Fonda & Charlie Paterson
While in New York, Charlie’s early ski memories from the Alps called him back to the slopes. He headed to Aspen in 1949 where he fell in love with the town and its residents and decided to stay. He soon built an 8’ x 16’ cabin, the beginnings of the Boomerang Lodge. In the 1950s, Charlie served two years in the US Army’s Mountain & Cold Weather Training and added three hotel lodge units to his log cabin.
In 1958 Frank Lloyd Wright accepted Charlie as an apprentice at Taliesin East in Wisconsin, whereupon Charlie returned to Aspen from Wisconsin the next three winters to run the lodge and teach skiing. He continues as a board member of Taliesin Fellows and an underwriter of the Taliesin School of Architecture revitalization effort.
Fonda Dehne was born in Mason City, Iowa to an itinerant minister and a teacher. Fonda’s social activism began in high school with a citizen’s challenge to unenforced state liquor laws and two years service as a Page in the Iowa legislature. A year after graduating from the University of Iowa, Fonda married Charlie in 1969 and joined him in Aspen, where they raised their two daughters.
Charlie designed and remodeled a handful of houses in the Aspen area but running the Boomerang kept him from pursuing more of a career in architecture. Following his retirement, Charlie co-authored his memoir with his daughter Carrie “.”
Charlie served on the boards of the Aspen Chamber and Visitor’s Bureau, the Aspen Music Festival & School and the Rocky Mountain Ski Instructors Association. In 2011, the City of Aspen named him Volunteer of the Year in recognition of his 40 years serving on the Board of Adjustment – the longest serving citizen volunteer in Aspen history! He has also been recognized by the Historic Preservation Commission for his contributions to Aspen architecture.

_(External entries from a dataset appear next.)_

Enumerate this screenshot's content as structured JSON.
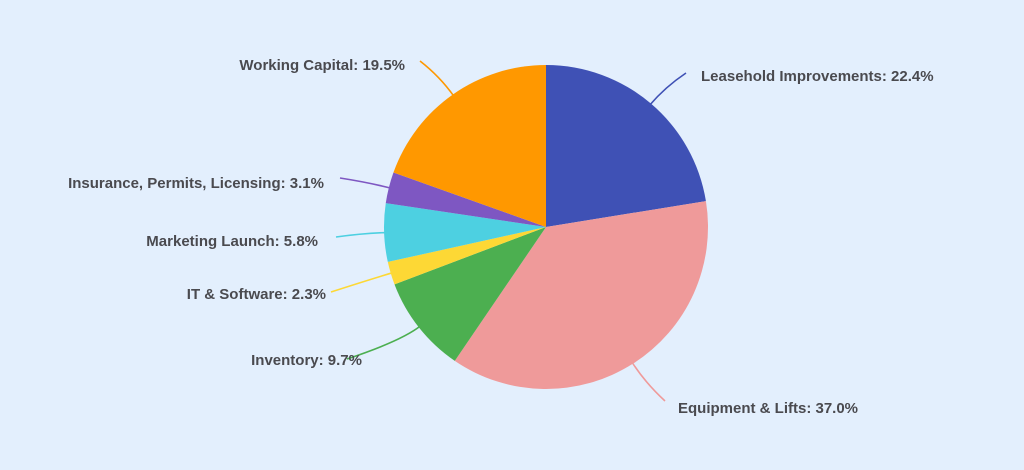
{
  "chart_data": {
    "type": "pie",
    "title": "",
    "start_angle_deg": 0,
    "direction": "clockwise",
    "background": "#e3effd",
    "label_format": "{name}: {value}%",
    "slices": [
      {
        "name": "Leasehold Improvements",
        "value": 22.4,
        "color": "#3f51b5",
        "label": "Leasehold Improvements: 22.4%"
      },
      {
        "name": "Equipment & Lifts",
        "value": 37.0,
        "color": "#ef9a9a",
        "label": "Equipment & Lifts: 37.0%"
      },
      {
        "name": "Inventory",
        "value": 9.7,
        "color": "#4caf50",
        "label": "Inventory: 9.7%"
      },
      {
        "name": "IT & Software",
        "value": 2.3,
        "color": "#fdd835",
        "label": "IT & Software: 2.3%"
      },
      {
        "name": "Marketing Launch",
        "value": 5.8,
        "color": "#4dd0e1",
        "label": "Marketing Launch: 5.8%"
      },
      {
        "name": "Insurance, Permits, Licensing",
        "value": 3.1,
        "color": "#7e57c2",
        "label": "Insurance, Permits, Licensing: 3.1%"
      },
      {
        "name": "Working Capital",
        "value": 19.5,
        "color": "#ff9800",
        "label": "Working Capital: 19.5%"
      }
    ],
    "categories": [
      "Leasehold Improvements",
      "Equipment & Lifts",
      "Inventory",
      "IT & Software",
      "Marketing Launch",
      "Insurance, Permits, Licensing",
      "Working Capital"
    ],
    "values": [
      22.4,
      37.0,
      9.7,
      2.3,
      5.8,
      3.1,
      19.5
    ],
    "legend": "none (outside labels with leader lines)"
  }
}
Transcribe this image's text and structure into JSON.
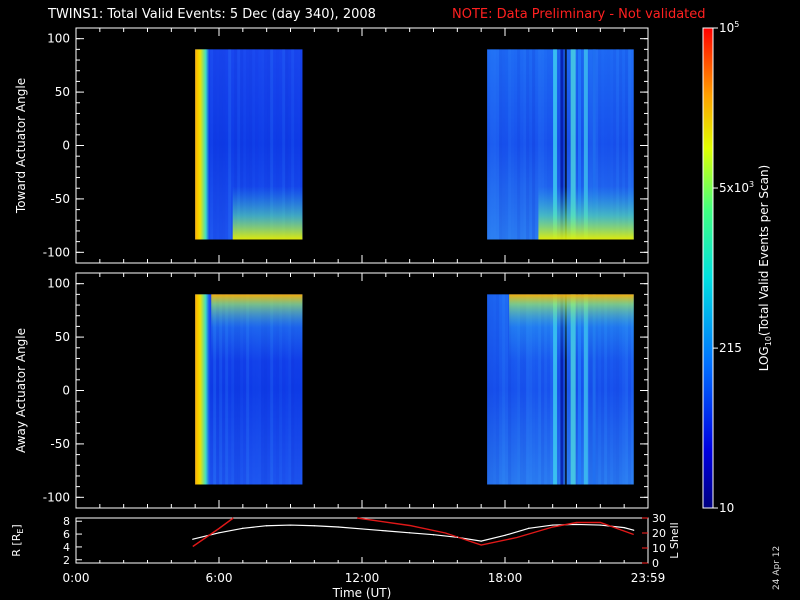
{
  "header": {
    "title": "TWINS1: Total Valid Events:  5 Dec (day 340), 2008",
    "note": "NOTE: Data Preliminary - Not validated"
  },
  "stamp": "24 Apr 12",
  "colors": {
    "background": "#000000",
    "note_red": "#ff2020",
    "r_line": "#ffffff",
    "lshell_line": "#e01818"
  },
  "chart_data": [
    {
      "type": "heatmap",
      "ylabel": "Toward Actuator Angle",
      "ylim": [
        -110,
        110
      ],
      "yticks": [
        -100,
        -50,
        0,
        50,
        100
      ],
      "ytick_labels": [
        "-100",
        "-50",
        "0",
        "50",
        "100"
      ],
      "xlim_hours": [
        0,
        24
      ],
      "data_blocks": [
        {
          "start_hour": 5.0,
          "end_hour": 9.5,
          "angle_range": [
            -88,
            90
          ]
        },
        {
          "start_hour": 17.25,
          "end_hour": 23.4,
          "angle_range": [
            -88,
            90
          ]
        }
      ]
    },
    {
      "type": "heatmap",
      "ylabel": "Away Actuator Angle",
      "ylim": [
        -110,
        110
      ],
      "yticks": [
        -100,
        -50,
        0,
        50,
        100
      ],
      "ytick_labels": [
        "-100",
        "-50",
        "0",
        "50",
        "100"
      ],
      "xlim_hours": [
        0,
        24
      ],
      "data_blocks": [
        {
          "start_hour": 5.0,
          "end_hour": 9.5,
          "angle_range": [
            -88,
            90
          ]
        },
        {
          "start_hour": 17.25,
          "end_hour": 23.4,
          "angle_range": [
            -88,
            90
          ]
        }
      ]
    },
    {
      "type": "line",
      "ylabel_left": "R [R",
      "ylabel_left_sub": "E",
      "ylabel_left_close": "]",
      "ylabel_right": "L Shell",
      "ylim_left": [
        1.5,
        8.5
      ],
      "ylim_right": [
        0,
        30
      ],
      "yticks_left": [
        "2",
        "4",
        "6",
        "8"
      ],
      "yticks_right": [
        "0",
        "10",
        "20",
        "30"
      ],
      "xlabel": "Time (UT)",
      "xtick_labels": [
        "0:00",
        "6:00",
        "12:00",
        "18:00",
        "23:59"
      ],
      "xtick_hours": [
        0,
        6,
        12,
        18,
        24
      ],
      "series": [
        {
          "color": "white",
          "axis": "left",
          "x": [
            4.9,
            6,
            7,
            8,
            9,
            10,
            11,
            12,
            13,
            14,
            15,
            16,
            17,
            18,
            19,
            20,
            21,
            22,
            23,
            23.4
          ],
          "y": [
            5.2,
            6.2,
            6.9,
            7.3,
            7.4,
            7.3,
            7.1,
            6.8,
            6.5,
            6.2,
            5.9,
            5.5,
            4.9,
            5.8,
            6.9,
            7.4,
            7.5,
            7.4,
            7.0,
            6.6
          ]
        },
        {
          "color": "red",
          "axis": "right",
          "segments": [
            {
              "x": [
                4.9,
                6.0,
                6.6
              ],
              "y": [
                11,
                23,
                31
              ]
            },
            {
              "x": [
                11.8,
                14.0,
                15.5,
                17.0,
                18.5,
                20.0,
                21.0,
                22.0,
                23.4
              ],
              "y": [
                31,
                25,
                20,
                12,
                17,
                24,
                27,
                27,
                19
              ]
            }
          ]
        }
      ]
    },
    {
      "type": "colorbar",
      "label": "LOG",
      "label_sub": "10",
      "label_rest": "(Total Valid Events per Scan)",
      "scale": "log",
      "range": [
        10,
        100000
      ],
      "tick_values": [
        10,
        215,
        4640,
        100000
      ],
      "tick_labels": [
        {
          "main": "10",
          "exp": ""
        },
        {
          "main": "215",
          "exp": ""
        },
        {
          "main": "5x10",
          "exp": "3"
        },
        {
          "main": "10",
          "exp": "5"
        }
      ]
    }
  ]
}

Fonda has also left her mark on the Aspen community, volunteering at the Aspen Thrift Shop, and serving in leadership positions with the Aspen Music Festival & School, the Aspen Valley Medical Foundation, the Aspen Country Day School, and Aspen Community Church, where she spearheaded the remodeling of the Aspen and Snowmass parsonages, as well as the church’s exterior restoration.
Fonda also advocated for the creation of Triangle Park, worked on a ballot initiative to support the acquisition of open space and trails, worked to protect the Midland Trail right of way, and served on the Board of Trustees for Aspen Center for Environmental Studies.